While there may be no cure for Ebola, many experts say early and intense medical care can greatly improve a person's chances of survival. According to Dr Lee Norman, the fact that the disease’s mortality is much higher in remote areas “reflects the fact that if more care is given and care is given early, the more survival improves." Therefore, prior investment in properly equipped hospitals, good doctors and working systems would not only prevent the spread of the disease, but even keep those infected alive.

Take the example of Michelle Barnes. After contracting the Ebola-like Marburg virus during a trip to Uganda in 2007, she travelled back to the US where she fell ill.
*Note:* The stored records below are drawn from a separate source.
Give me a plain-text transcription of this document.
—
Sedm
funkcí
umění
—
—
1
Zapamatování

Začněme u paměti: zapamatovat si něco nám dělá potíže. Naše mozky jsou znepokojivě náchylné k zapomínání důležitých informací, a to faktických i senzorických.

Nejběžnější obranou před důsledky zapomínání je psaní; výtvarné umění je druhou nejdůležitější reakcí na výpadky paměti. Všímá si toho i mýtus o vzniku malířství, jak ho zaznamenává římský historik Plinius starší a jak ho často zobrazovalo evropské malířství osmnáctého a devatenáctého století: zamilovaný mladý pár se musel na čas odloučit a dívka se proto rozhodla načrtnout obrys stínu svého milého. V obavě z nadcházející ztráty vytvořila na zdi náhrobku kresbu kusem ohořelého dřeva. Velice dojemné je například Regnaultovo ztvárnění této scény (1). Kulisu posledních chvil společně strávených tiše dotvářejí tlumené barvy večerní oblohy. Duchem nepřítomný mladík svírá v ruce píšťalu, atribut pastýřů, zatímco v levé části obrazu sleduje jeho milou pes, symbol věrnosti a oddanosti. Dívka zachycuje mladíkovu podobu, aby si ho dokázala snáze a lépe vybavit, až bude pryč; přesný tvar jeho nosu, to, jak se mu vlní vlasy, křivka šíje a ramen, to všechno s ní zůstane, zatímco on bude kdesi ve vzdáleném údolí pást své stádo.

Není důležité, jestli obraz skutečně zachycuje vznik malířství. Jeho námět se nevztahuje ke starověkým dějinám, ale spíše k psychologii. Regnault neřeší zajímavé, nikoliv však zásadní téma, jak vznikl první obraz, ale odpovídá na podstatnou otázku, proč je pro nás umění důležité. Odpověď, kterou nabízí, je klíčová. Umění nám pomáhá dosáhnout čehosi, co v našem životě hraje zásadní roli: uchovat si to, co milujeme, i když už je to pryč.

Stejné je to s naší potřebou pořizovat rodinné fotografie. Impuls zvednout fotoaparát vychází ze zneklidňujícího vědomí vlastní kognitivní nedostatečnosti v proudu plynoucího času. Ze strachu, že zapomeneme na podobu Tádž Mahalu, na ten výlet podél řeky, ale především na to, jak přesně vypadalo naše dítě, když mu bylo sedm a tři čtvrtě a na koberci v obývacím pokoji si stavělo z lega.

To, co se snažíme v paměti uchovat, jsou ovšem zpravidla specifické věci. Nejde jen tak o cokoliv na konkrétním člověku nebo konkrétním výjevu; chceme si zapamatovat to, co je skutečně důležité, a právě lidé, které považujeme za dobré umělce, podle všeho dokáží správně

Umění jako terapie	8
Though without a diagnosis for what was ailing her, she was treated, in her words, by “more than 220 health care professionals ... over 12 days” after which she was able to go home. Though she had interacted with many people on her flight back to the US as well as before she was admitted to hospital, none of them got sick. She attributes this to the fact that people in the US “have access to more sophisticated health infrastructure, better information about the spread of disease, and practices that more effectively contain infections.”

In Nigeria, Lagos state Governor Babatunde Fashola also emphasized the importance of good basic care in preserving the lives of Ebola patients. "This is a virus that will run a maximum of 21 days. What we must do is people who show some signs of illness should come in very early so that we can continue to hydrate them, give electrolyte balance so that their nervous system do not go into shock and wherever it is necessary to provide antibiotics for patients; and their body can fight the virus which in the event last no longer than 21 days."

Again, it seems to come down to education and investment in basic medical infrastructure. Uganda, which has suffered several Ebola outbreaks since the turn of the century, has recorded success in tackling them using public education campaigns as well as developing an efficient system for faster medical response. It has invested in educating both healthcare workers and the general public on Ebola, even creating an SMS-based health monitoring system known as mTrac that helped with the last Ebola outbreak (our own Silicon Savannah types might want to take notice).

However, Dr Wadembere Ibrahim Jangu of Makerere University, School Of Public Health, in 2012 called for sustained investment in community education as well as equipping health centers with supplies and basics like hand washing facilities, as well as monitoring their waste management and infection control measures.

“Why wait for an outbreak in order to do everything right?” he asked. Kenya, too, would do well not to wait for Ebola in order to fix its health system.